TREIBER-LEROY Johanna DEA – septembre 2002
INTRODUCTION
Dans un précédent travail
nous avons observé un atelier de philosophie dans une classe
de CM 1, donc avec des enfants de neuf ans environ. Alain Delsol
, leur enseignant, reprenait le
dispositif des cafés philosophiques pour l’adapter, par touches successives, aux élèves de cet âge.
Nos analyses cliniques longitudinales concernaient d’une part la mise en place de ce dispositif
spécifique et les différentes dynamiques qu’il engendre. D’autre part elles portaient sur les
échanges interpersonnels dans le groupe classe et éclairaient, à l’aide de trois monographies, le
rôle de l’atelier philosophique dans l’évolution intrapersonnelle.

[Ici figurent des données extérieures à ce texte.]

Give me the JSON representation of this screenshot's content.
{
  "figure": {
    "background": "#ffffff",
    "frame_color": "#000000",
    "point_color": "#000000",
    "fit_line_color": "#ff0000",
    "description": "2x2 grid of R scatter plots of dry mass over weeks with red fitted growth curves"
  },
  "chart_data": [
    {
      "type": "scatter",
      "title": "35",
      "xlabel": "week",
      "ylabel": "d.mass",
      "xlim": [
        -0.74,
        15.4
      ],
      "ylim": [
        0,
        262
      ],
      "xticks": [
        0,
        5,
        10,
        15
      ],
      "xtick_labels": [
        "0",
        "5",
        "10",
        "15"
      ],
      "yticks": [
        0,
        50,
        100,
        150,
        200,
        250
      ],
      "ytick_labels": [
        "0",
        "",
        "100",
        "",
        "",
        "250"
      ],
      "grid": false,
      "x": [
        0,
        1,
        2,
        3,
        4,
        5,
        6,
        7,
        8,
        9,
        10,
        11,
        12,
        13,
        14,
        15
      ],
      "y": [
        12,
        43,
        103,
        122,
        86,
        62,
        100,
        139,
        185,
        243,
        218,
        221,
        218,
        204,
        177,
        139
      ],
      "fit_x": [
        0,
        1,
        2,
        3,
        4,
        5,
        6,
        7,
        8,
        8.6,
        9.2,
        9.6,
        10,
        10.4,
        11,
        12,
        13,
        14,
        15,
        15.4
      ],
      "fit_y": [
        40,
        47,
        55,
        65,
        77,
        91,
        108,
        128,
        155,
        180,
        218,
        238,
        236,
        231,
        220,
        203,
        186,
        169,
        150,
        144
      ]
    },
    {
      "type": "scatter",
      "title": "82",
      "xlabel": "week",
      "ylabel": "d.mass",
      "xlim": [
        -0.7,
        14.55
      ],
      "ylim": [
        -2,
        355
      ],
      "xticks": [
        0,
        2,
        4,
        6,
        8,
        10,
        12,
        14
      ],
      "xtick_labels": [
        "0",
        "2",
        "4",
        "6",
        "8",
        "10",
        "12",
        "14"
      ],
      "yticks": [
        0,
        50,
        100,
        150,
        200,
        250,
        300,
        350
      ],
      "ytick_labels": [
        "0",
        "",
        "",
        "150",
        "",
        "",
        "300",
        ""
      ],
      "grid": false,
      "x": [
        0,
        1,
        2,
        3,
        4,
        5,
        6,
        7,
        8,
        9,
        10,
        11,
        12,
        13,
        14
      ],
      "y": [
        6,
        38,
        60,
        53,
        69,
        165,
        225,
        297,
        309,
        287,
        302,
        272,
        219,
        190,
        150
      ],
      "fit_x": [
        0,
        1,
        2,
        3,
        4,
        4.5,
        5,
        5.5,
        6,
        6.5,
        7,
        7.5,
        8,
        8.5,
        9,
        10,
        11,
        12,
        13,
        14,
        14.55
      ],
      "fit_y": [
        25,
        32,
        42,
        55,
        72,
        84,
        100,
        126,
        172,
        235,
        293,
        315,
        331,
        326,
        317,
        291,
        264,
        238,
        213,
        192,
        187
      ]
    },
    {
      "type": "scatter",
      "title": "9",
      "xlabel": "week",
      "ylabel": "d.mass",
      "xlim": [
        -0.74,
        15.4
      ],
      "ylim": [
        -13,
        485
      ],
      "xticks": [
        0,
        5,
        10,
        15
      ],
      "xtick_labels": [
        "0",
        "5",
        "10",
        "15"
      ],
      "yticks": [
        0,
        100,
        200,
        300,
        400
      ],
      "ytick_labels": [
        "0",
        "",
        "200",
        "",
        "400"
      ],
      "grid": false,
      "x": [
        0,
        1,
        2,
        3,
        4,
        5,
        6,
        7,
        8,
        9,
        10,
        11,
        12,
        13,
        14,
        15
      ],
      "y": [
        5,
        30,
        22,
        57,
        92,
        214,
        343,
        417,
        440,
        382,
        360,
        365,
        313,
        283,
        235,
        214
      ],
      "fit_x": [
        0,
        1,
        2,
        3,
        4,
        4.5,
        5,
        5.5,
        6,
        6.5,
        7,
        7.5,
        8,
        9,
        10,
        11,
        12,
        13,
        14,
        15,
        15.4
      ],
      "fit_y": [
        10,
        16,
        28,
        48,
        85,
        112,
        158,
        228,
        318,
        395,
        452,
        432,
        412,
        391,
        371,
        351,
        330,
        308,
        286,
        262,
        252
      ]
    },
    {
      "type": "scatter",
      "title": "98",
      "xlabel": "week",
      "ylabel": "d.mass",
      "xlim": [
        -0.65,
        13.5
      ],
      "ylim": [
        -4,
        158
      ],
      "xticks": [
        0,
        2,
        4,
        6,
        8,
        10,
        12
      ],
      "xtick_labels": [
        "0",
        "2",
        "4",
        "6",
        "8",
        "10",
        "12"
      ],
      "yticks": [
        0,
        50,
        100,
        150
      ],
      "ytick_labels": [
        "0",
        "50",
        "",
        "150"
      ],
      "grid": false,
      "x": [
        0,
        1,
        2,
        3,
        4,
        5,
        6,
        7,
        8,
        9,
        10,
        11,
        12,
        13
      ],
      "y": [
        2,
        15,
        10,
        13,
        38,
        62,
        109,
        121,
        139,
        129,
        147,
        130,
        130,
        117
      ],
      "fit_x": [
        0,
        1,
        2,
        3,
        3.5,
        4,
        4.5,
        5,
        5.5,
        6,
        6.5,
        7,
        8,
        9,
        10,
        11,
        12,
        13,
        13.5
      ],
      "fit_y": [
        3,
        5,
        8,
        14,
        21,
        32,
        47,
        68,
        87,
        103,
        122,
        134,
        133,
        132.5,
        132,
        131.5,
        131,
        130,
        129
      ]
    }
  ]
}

Nous résumons brièvement nos résultats. Suivant la modélisation du dispositif, nous avons
pu constater une relation directe entre la qualité du dispositif et la qualité du débat philosophique. La
mise en situation spécifique, notamment par l’organisation spatiale et par l’instauration de rôles, en
rotations régulières, a des effets multidimensionnels : engagement personnel de l’enfant,
apprentissage de l’écoute de l’autre, développement des outils linguistiques par la reformulation
d’une pensée d’autrui, développement de la capacité de décentration. Le débat développe
également l’écoute, encourage à la mise en mots de sa propre pensée (et la mise en pensée de ses
propres mots) et invite à l’implication. La réflexion philosophique enfin, oblige à une exigence de
pensée, à laquelle tous ont répondu, indépendamment du niveau scolaire. Enfin, la discussion
philosophique permet à chaque enfant de se sentir à la fois personne et groupe. Les élèves
élaborent ‘in vivo’ les valeurs essentielles et expérimentent le vivre ensemble. Précisons, que ces
exigences, loin de décourager, ont stimulé les enfants qui participaient chaque fois avec un grand
plaisir.
À partir de cette expérience, qu’on peut qualifier de positive, on peut conclure qu’il faut
amener les enfants à la pensée réflexive le plus tôt possible. Mais qu’est-ce le plus tôt ? Pour cette
recherche, nous avons choisi d’observer une classe de grande section de maternelle (GS), c’est à
dire de travailler avec des enfants de cinq ans environ au départ et de les accompagner pendant un
an et demi.
Philosopher avec de très jeunes enfants oblige à tenir compte de leur spécificité. Comment
concilier leur lenteur et leur impatience ? Comment articuler leur pensée intermittente et une
discussion suivie ? Quelle est la spécificité de cette pensée ? Comment se développe-t-elle ? Est-il
possible de favoriser son développement ? Comment ? Par quelle mise en situation ? En quoi une
procédure (forme) peut-elle favoriser le processus de développement (fond) ? Mais aussi comment
l’enfant passe-t-il d’une activité communicationnelle, sans prise de conscience et centrée sur le
contenu, à une activité cognitive, où l’enfant transforme en outil de réflexion la parole, la sienne ou
celle d’autrui ? Comment une pensée personnelle peut-elle émerger dans un groupe ? Comment
l’expérience de la pensée peut-elle influencer le vivre ensemble ?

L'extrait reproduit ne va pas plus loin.